HTTP request sent, awaiting response... 301 Moved Permanently
Location: http://portal.test-opendesk.univention.dev/univention/portal/ [following]
--2025-06-19 08:22:41--  http://portal.test-opendesk.univention.dev/univention/portal/
Reusing existing connection to portal.test-opendesk.univention.dev:80.
HTTP request sent, awaiting response... 308 Permanent Redirect
Location: https://portal.test-opendesk.univention.dev/univention/portal [following]
--2025-06-19 08:22:41--  https://portal.test-opendesk.univention.dev/univention/portal
Connecting to portal.test-opendesk.univention.dev (portal.test-opendesk.univention.dev)|193.71.134.137|:443... connected.
HTTP request sent, awaiting response... 301 Moved Permanently
Location: https://portal.test-opendesk.univention.dev/univention/portal/ [following]
--2025-06-19 08:22:41--  https://portal.test-opendesk.univention.dev/univention/portal/
Reusing existing connection to portal.test-opendesk.univention.dev:443.
HTTP request sent, awaiting response... 200 OK
Length: 2864 (2.8K) [text/html]
index.html: Read-only file system

Cannot write to ‘index.html’ (Read-only file system).
command terminated with exit code 3

The final error (Read-only file system) is expected and harmless, it simply means the file cannot be saved in the container’s temporary filesystem.


2. Test Local UMC Module Responsiveness

If the issue occurs again, you can manually check the local UMC service by running:

kubectl exec -it <ums-umc-server-pod> -- wget -O- localhost:8090/get/ipaddress

Expacted output/response:

[ ]

If the response is [], it means:

  • The application inside the pod has successfully processed the request.

  • The HTTP server within the pod is running.

  • A valid HTTP response was returned.

This is a generic UMC command used to check if the UMC service is available or if the pod is unresponsive. It allows you to determine whether the problem is specific to the self-service component or if it affects the entire UMC service.


Workaround:

:warning: This workaround does not fix the underlying issue and is not persistent.

How to Force a restart of a Kubernetes Pod

Method 1: Deleting a Single Pod

This is the most common method for restarting a single pod.

  1. Identify the Pod Name:
    First, find the full and exact name of the pod you want to restart.

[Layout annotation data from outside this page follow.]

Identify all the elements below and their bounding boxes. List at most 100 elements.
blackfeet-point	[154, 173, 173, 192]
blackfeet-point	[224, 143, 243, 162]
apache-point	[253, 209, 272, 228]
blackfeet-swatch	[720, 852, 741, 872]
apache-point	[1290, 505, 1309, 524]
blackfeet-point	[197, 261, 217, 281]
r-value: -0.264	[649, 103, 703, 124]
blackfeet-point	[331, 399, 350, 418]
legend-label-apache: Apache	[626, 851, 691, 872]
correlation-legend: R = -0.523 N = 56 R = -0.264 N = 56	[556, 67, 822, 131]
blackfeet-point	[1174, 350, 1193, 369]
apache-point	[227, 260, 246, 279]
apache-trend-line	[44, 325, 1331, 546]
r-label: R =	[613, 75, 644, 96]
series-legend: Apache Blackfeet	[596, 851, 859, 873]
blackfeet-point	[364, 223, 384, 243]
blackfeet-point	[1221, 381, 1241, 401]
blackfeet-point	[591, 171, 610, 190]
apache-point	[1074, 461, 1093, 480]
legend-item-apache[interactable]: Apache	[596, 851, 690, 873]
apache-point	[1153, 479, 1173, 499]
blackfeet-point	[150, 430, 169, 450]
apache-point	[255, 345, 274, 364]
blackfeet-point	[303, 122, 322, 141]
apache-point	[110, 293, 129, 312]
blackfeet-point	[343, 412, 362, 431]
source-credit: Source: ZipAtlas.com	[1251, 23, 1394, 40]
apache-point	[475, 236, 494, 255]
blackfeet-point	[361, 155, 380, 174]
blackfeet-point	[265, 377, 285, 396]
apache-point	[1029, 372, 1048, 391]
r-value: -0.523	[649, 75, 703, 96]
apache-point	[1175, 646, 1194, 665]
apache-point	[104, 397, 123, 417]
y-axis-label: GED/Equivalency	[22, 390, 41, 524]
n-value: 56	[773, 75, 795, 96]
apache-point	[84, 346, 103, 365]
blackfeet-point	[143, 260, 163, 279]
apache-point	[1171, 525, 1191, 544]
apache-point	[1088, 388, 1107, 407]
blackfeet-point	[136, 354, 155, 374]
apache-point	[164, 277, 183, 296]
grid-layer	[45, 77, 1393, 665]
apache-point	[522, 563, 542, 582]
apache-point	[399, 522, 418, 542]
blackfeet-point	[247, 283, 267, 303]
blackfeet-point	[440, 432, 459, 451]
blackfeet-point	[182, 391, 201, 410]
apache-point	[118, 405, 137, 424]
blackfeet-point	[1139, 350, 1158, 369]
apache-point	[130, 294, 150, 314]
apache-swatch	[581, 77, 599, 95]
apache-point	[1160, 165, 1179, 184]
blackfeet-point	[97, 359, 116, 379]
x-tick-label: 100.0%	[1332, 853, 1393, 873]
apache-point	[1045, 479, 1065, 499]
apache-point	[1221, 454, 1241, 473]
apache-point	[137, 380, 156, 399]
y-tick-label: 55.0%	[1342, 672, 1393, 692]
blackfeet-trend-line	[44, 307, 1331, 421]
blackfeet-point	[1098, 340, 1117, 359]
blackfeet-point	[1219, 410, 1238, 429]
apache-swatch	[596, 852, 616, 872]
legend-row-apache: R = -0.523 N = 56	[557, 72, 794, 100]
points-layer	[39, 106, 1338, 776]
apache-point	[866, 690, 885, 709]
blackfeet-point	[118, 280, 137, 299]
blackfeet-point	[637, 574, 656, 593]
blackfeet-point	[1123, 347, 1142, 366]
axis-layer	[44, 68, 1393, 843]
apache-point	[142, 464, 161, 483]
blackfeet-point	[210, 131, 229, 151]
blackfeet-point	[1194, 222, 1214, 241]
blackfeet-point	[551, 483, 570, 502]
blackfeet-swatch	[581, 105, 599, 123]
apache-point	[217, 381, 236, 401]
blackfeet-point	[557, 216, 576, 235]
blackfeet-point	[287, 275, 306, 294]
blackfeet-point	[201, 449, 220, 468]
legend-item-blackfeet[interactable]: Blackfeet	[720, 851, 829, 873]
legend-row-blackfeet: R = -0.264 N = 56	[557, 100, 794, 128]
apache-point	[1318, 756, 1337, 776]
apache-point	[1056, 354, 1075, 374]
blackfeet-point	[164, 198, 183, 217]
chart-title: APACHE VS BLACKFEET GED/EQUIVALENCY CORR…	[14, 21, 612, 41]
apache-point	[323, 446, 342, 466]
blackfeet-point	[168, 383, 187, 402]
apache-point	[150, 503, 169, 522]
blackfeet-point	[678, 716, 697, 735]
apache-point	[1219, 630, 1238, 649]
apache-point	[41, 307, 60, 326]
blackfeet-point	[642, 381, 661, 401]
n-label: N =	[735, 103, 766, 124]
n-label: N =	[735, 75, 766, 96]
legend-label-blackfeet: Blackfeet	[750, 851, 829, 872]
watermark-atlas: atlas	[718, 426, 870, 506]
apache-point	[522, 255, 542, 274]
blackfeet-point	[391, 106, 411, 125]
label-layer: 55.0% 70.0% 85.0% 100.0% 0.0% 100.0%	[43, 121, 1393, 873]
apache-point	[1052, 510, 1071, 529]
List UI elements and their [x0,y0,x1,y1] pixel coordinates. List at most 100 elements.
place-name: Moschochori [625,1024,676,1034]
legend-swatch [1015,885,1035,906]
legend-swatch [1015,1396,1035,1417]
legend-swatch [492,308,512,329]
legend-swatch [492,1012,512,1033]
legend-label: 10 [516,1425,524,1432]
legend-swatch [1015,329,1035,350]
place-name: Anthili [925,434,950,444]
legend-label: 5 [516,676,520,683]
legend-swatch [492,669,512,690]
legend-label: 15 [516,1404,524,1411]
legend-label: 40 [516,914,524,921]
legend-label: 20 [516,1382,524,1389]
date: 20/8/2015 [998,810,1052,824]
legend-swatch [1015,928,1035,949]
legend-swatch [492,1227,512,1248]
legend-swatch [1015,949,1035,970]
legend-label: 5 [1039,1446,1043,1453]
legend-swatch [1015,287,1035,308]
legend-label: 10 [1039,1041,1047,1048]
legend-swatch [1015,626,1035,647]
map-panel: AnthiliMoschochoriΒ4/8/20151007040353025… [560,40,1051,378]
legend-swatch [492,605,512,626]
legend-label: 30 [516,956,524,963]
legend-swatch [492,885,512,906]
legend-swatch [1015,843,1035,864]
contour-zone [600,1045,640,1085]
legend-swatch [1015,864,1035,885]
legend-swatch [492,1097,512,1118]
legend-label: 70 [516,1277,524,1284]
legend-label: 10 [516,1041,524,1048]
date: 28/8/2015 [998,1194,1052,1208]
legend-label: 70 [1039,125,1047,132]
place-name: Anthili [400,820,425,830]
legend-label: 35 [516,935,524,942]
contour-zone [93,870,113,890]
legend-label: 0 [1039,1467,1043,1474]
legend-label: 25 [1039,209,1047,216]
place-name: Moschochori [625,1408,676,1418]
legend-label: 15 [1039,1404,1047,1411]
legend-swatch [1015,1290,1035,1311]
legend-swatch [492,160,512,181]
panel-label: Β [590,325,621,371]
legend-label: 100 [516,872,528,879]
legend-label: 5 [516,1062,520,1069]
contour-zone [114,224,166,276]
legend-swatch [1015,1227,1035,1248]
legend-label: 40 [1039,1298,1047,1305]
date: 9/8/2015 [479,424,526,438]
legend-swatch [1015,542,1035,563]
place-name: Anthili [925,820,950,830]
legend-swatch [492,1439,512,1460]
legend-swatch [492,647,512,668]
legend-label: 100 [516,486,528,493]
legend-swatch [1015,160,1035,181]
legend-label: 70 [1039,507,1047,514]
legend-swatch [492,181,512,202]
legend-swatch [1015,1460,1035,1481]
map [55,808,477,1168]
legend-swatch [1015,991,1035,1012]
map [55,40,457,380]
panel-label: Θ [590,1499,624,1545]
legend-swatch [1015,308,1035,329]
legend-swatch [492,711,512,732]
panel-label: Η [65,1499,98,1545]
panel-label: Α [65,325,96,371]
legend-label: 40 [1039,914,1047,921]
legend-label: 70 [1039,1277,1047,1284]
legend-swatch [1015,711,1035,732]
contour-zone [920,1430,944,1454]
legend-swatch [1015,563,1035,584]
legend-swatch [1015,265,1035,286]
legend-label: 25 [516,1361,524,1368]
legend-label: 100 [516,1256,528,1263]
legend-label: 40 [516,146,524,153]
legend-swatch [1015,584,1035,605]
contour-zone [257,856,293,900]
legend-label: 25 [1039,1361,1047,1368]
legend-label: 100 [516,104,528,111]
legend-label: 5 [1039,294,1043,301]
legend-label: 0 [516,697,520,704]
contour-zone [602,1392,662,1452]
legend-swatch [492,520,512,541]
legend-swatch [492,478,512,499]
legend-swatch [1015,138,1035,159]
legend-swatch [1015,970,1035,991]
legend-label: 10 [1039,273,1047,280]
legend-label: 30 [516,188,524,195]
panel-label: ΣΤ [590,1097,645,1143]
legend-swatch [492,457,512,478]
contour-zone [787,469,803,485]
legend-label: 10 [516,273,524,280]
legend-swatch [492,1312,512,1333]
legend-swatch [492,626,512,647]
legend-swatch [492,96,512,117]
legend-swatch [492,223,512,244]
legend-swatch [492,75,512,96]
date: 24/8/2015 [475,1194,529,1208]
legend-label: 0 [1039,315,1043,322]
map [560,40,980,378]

Use the kubectl get pods command to list all pods in the current namespace.

    kubectl get pods

    Example output:

    NAME                         READY   STATUS    RESTARTS   AGE
    my-app-pod-abcdefg-1a2b3     1/1     Running   0          2d
    another-pod-name             1/1     Running   0          1d
    
  2. Delete the Pod:
    Use the kubectl delete pod command with the identified pod name. This command will terminate the pod. The Kubernetes controller managing the pod will detect its absence and immediately create a new one to maintain the desired number of replicas.

    kubectl delete pod my-app-pod-abcdefg-1a2b3

  3. Verify the New Pod:
    Confirm that the new pod has been created and is in a Running state by checking the pod list again.

    kubectl get pods

Method 2: Restarting All Pods within a Deployment (Recommended for Deployments)

If the pod is part of a Deployment, the recommended and safest method is to trigger a rollout restart for the entire Deployment. This initiates a rolling update, ensuring a graceful restart without service interruption (provided there is more than one replica).

  1. Identify the Deployment Name:
    Find the name of the deployment managing the pods.

    kubectl get deployments

  2. Trigger a Rollout Restart:
    Use the kubectl rollout restart command with the deployment name.

    kubectl rollout restart deployment <your-deployment-name>

    This command updates the pod template, causing all pods in the deployment to be terminated and recreated sequentially.

Conclusion:
By deleting a pod or triggering a rollout restart on its parent Deployment, you leverage Kubernetes’s built-in self-healing capabilities to ensure a reliable and consistent application state. This approach is fundamental to Kubernetes’s declarative model.